LANGLEY PARK.- La relación entre el alcohol y las peleas callejeras en la 15ta Avenida de Langley Park siempre le ha interesado al policía del condado de Prince George Juan Damián. Y cuando una riña de borrachos dejó un muerto el año pasado, Damián decidió que era hora de hacer algo para calmar a los bebedores en el sector que patrulla a diario.
Decidió ensayar una fórmula nueva: inició un programa de Alcohólicos Anónimos en una oficina policial a la vuelta de la esquina. Recorre la zona con frecuencia en busca de borrachos y les sugiere, por no decir que les ordena, que vayan a su clase. Todas las semanas asisten unas 20 personas.
La violencia, no obstante, continúa. El 28 de febrero un individuo murió apuñalado cerca de un departamento en el que funcionaba un bar, según fuentes policiales.
"Cada vez que nos llaman por algo, hay alcohol de por medio", dijo Damián.
Sus esfuerzos son parte de una campaña de la policía que busca reducir la delincuencia en la 15ta Avenida y en Langley Park en general. La policía colabora con un banco local para ayudar a que jornaleros de la zona abran cuentas bancarias, porque piensa que si no llevan consigo tanto dinero en efectivo, no serán un blanco tan atractivo para los asaltantes. Damián y otros agentes se reúnen periódicamente con administradores de edificios y con dueños de negocios y les hacen recomendaciones sobre cómo mejorar la iluminación y tomar otras medidas para combatir la delincuencia.
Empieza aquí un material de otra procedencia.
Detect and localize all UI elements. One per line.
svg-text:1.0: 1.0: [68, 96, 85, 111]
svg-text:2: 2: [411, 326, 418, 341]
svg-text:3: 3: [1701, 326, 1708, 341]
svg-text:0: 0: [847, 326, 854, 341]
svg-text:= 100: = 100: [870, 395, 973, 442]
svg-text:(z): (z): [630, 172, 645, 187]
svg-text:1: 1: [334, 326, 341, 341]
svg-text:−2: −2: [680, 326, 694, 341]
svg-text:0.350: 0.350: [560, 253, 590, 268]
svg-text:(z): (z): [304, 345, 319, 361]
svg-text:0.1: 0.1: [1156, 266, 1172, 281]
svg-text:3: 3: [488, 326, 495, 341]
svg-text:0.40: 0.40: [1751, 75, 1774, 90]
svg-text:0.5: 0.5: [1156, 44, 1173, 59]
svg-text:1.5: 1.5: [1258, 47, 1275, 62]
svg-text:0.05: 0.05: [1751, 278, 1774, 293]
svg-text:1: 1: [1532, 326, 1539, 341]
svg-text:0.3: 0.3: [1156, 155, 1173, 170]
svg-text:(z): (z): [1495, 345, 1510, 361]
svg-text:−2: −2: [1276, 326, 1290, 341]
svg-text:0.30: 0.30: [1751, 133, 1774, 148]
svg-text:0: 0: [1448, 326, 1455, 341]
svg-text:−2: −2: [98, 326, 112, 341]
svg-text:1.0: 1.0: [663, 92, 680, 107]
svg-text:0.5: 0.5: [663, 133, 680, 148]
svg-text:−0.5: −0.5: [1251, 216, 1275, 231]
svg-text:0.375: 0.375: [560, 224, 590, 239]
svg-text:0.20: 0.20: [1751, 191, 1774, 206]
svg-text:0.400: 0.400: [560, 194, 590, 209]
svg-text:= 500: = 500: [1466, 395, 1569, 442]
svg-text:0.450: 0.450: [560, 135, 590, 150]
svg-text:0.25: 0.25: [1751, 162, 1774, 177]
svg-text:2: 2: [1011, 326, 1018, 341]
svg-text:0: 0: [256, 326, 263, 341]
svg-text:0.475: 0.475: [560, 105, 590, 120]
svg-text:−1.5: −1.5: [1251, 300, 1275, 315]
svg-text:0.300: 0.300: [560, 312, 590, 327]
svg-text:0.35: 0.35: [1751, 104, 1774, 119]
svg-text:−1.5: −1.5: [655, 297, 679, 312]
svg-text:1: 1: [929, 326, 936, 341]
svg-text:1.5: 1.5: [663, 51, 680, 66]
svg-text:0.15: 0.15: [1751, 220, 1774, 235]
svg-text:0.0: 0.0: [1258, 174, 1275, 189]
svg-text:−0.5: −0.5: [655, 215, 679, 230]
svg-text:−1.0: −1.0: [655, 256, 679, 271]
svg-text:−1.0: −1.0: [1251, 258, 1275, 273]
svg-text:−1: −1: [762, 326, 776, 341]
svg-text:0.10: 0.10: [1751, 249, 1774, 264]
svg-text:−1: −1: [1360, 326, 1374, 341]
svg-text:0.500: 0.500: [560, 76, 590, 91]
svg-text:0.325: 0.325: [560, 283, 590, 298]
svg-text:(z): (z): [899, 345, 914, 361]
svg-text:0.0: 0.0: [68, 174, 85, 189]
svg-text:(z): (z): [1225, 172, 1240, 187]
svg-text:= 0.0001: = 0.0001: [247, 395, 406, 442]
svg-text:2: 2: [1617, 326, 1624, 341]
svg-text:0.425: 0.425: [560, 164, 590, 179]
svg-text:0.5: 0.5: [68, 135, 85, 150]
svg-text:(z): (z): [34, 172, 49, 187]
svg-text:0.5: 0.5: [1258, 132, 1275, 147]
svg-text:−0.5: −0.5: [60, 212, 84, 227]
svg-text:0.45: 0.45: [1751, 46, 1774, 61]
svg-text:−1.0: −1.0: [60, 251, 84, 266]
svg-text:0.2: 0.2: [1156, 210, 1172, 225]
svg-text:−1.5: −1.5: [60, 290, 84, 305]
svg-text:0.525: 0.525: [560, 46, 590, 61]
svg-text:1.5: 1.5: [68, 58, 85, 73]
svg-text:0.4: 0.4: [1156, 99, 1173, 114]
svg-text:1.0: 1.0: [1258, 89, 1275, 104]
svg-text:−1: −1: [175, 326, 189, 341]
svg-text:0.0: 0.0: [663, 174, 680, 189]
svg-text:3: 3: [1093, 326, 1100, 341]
"Nos dimos cuenta de que no vamos a resolver estos problemas a fuerza de arrestos", comentó el mayor Daniel Dusseau, comandante del distrito policial 1, que incluye a Langley Park.
Los fiscales de Prince George, por su parte, trabajan con los servicios sociales y con otras agencias para tratar de ganarse la confianza de las víctimas de delitos, especialmente en Langley Park. Ramon Korionoff, de la procuraduría del condado, dijo que a menudo ayudar a resolver un problema social es tan efectivo como enjuiciar a alguien.
"El último asesinato, que se produjo junto a un sitio donde se supone vendían cerveza, es otra lamentable manifestación de las tensiones socioeconómicas que generan actividad delictiva", manifestó. "Es una situación en la que uno paga ahora o paga más tarde. Hay que invertir tiempo, esfuerzo y energía de entrada".
El sector de Langley Park es uno de los más activos de Prince George. El área que patrulla Damián abarca 200 comercios y 11 complejos de departamentos, donde viven mayormente hispanos que no hablan inglés.
La zona plantea desafíos únicos a la policía. Muchos inmigrantes no tienen identificación y cuando quieren beber, tienen que hacerlo a escondidas, en un departamento que funciona como bar, indicó Damián. Los residentes no tienen licencia para vender bebidas y no saben cuándo hay que ponerle freno a alguien porque ha tomado demasiado.
Mucha gente está en el país ilegalmente, dijo Damián, y se muestra renuente a hablar con la policía por temor a ser deportada. La policía todavía no ha hecho arrestos en relación con el asesinato más reciente, que cree fue motivado por una "disputa personal". No está claro si eso se debe a que no hay testigos dispuestos a cooperar.
En la zona ha habido episodios de violencia, pero, como en el resto del país, esa violencia está mermando. En el 2009 hubo cuatro asesinatos en Langley Park, comparados con los siete que hubo en el 2008. Los robos y agresiones fueron más comunes. En el 2009 hubo 52 robos, tres menos que el año previo, y 102 agresiones, dos menos que en el 2008.
Se registraron tres homicidios el año pasado y uno este año en la 15ta Avenida, el corazón del área, señaló Damián.
Gustavo Andrade, dirigente de la agrupación de defensa del indocumentado CASA de Maryland, admite que abunda la delincuencia en Langley Park, en buena medida por el deterioro de la economía. Señala que los delincuentes empañan la reputación de la gente trabajadora de Langley Park que no hace nada ilegal.
Andrade considera que la policía tiene que tener una mayor presencia en la zona.
"Se dice que hay delincuencia por culpa nuestra, cuando en realidad nosotros somos las víctimas", sostuvo Andrade. "El 99,9% de la gente aquí son personas trabajadoras que quieren salir adelante con su familia y que la pasa mal viviendo así".